Finished in the early part of World War 1 the station played a vital part in the transportation of battle casualties back for treatment in hospitals on mainland Britain. The inception of Roll on Roll off vehicle ferries at the Western Docks caused the station to fall into disuse.
Now as a part of a £35 million refurbishment of the Cruise Terminal 1. Anthony Heywood’s sculpture in the shape of a full size Spitfire has been installed and is entitled The Dove of Peace. It is fashioned from 850 Kgs of papyrus made from a special type of paper, developed at the former Buckland Paper Mill in Dover.

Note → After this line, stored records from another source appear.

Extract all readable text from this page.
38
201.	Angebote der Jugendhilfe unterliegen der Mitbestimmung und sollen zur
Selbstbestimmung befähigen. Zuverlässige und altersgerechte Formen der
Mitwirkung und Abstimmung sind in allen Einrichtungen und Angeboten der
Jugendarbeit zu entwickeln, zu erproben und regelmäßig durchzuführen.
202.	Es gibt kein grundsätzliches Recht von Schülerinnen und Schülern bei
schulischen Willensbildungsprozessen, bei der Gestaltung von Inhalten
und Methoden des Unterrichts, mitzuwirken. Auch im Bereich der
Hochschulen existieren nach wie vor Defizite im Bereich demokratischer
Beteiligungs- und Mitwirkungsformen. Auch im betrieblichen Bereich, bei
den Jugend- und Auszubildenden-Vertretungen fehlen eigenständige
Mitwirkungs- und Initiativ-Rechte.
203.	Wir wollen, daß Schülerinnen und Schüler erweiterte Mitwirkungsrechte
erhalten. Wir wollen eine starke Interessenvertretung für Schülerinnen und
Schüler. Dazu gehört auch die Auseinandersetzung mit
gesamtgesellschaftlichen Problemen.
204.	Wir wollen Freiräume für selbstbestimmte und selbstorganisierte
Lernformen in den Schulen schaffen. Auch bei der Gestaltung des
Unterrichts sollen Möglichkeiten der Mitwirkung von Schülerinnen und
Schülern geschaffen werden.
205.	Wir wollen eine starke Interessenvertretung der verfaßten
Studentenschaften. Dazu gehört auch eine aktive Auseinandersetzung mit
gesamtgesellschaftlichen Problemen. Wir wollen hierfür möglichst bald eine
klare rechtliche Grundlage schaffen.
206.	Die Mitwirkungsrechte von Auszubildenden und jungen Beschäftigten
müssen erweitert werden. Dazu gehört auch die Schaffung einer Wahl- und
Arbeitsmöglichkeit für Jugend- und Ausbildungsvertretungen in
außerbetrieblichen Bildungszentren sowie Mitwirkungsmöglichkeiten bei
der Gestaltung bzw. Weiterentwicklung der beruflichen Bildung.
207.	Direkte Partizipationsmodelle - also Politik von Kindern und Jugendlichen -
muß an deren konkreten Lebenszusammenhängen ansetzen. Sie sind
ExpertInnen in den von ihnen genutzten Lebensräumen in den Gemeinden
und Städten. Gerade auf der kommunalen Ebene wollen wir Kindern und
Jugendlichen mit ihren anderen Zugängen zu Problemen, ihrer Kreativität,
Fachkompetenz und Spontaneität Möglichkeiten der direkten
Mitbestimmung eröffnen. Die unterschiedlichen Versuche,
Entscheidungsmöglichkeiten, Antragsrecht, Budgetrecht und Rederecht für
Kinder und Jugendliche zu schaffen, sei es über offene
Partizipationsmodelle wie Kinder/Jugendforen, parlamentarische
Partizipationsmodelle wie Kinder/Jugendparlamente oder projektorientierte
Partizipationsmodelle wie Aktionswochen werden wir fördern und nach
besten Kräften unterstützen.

The Dove of Peace will remain on show in the Cruise Terminal until 2018. The sculpture embodies the struggle to restore peace and democracy across the world in both World Wars. The Port of Dover played an important role in both conflicts and the Spitfire symbolises the bravery of the Battle of Britain pilots who engaged the enemy as they crossed the Channel 75 years ago and all those who fought by land and sea as well as in the air.

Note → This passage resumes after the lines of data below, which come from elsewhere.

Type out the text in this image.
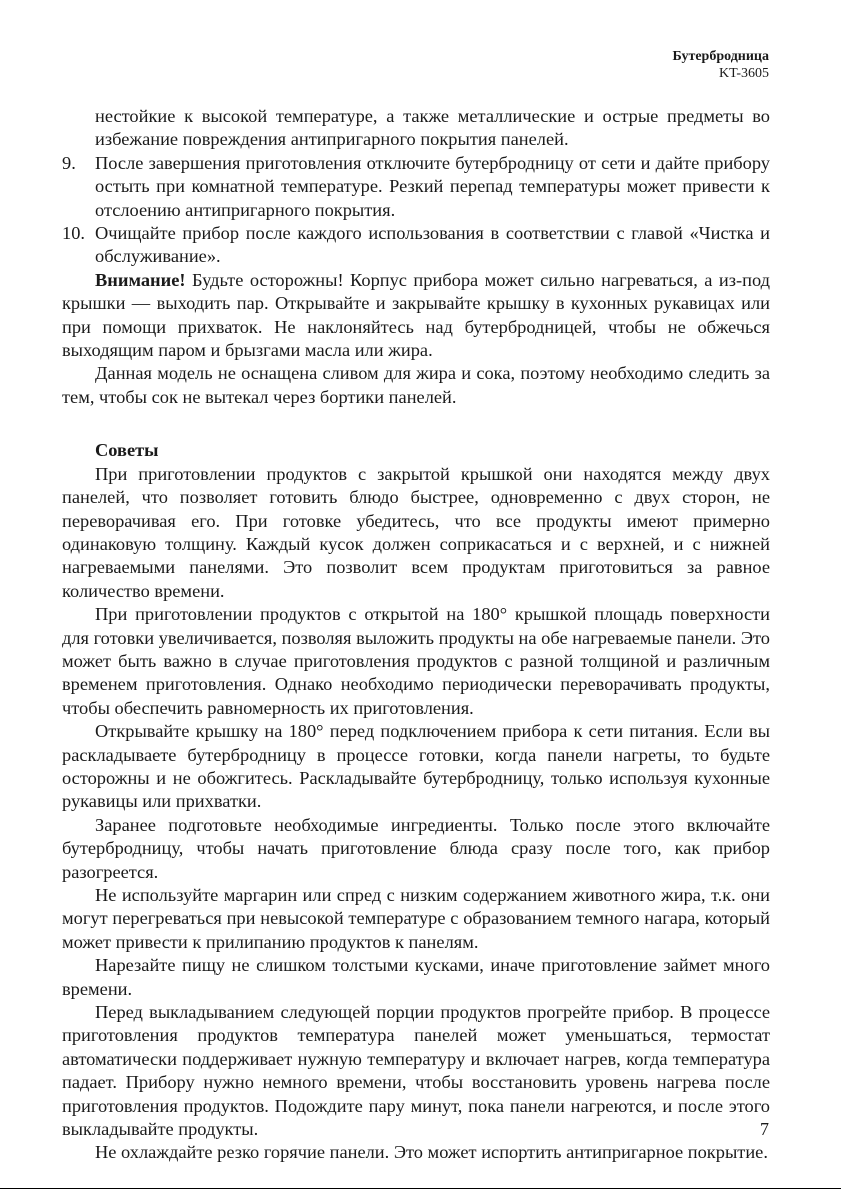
Бутербродница
KT-3605

нестойкие к высокой температуре, а также металлические и острые предметы во избежание повреждения антипригарного покрытия панелей.

9.	После завершения приготовления отключите бутербродницу от сети и дайте прибору остыть при комнатной температуре. Резкий перепад температуры может привести к отслоению антипригарного покрытия.
10. Очищайте прибор после каждого использования в соответствии с главой «Чистка и обслуживание».

Внимание! Будьте осторожны! Корпус прибора может сильно нагреваться, а из-под крышки — выходить пар. Открывайте и закрывайте крышку в кухонных рукавицах или при помощи прихваток. Не наклоняйтесь над бутербродницей, чтобы не обжечься выходящим паром и брызгами масла или жира.

Данная модель не оснащена сливом для жира и сока, поэтому необходимо следить за тем, чтобы сок не вытекал через бортики панелей.

Советы

При приготовлении продуктов с закрытой крышкой они находятся между двух панелей, что позволяет готовить блюдо быстрее, одновременно с двух сторон, не переворачивая его. При готовке убедитесь, что все продукты имеют примерно одинаковую толщину. Каждый кусок должен соприкасаться и с верхней, и с нижней нагреваемыми панелями. Это позволит всем продуктам приготовиться за равное количество времени.

При приготовлении продуктов с открытой на 180° крышкой площадь поверхности для готовки увеличивается, позволяя выложить продукты на обе нагреваемые панели. Это может быть важно в случае приготовления продуктов с разной толщиной и различным временем приготовления. Однако необходимо периодически переворачивать продукты, чтобы обеспечить равномерность их приготовления.

Открывайте крышку на 180° перед подключением прибора к сети питания. Если вы раскладываете бутербродницу в процессе готовки, когда панели нагреты, то будьте осторожны и не обожгитесь. Раскладывайте бутербродницу, только используя кухонные рукавицы или прихватки.

Заранее подготовьте необходимые ингредиенты. Только после этого включайте бутербродницу, чтобы начать приготовление блюда сразу после того, как прибор разогреется.

Не используйте маргарин или спред с низким содержанием животного жира, т.к. они могут перегреваться при невысокой температуре с образованием темного нагара, который может привести к прилипанию продуктов к панелям.

Нарезайте пищу не слишком толстыми кусками, иначе приготовление займет много времени.

Перед выкладыванием следующей порции продуктов прогрейте прибор. В процессе приготовления продуктов температура панелей может уменьшаться, термостат автоматически поддерживает нужную температуру и включает нагрев, когда температура падает. Прибору нужно немного времени, чтобы восстановить уровень нагрева после приготовления продуктов. Подождите пару минут, пока панели нагреются, и после этого выкладывайте продукты.

Не охлаждайте резко горячие панели. Это может испортить антипригарное покрытие.

7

The guests attending the reception were treated to a performance of The Night before Christmas 1914, an adaptation of the original poem by Richard J Davis. This was followed by readings interspersed with carols in both English and German that are known to have been sung during the 1914 Christmas Day truce. Following a minute’s silence the sculpture was revealed in a light show with smoke swirling like clouds around the airframe.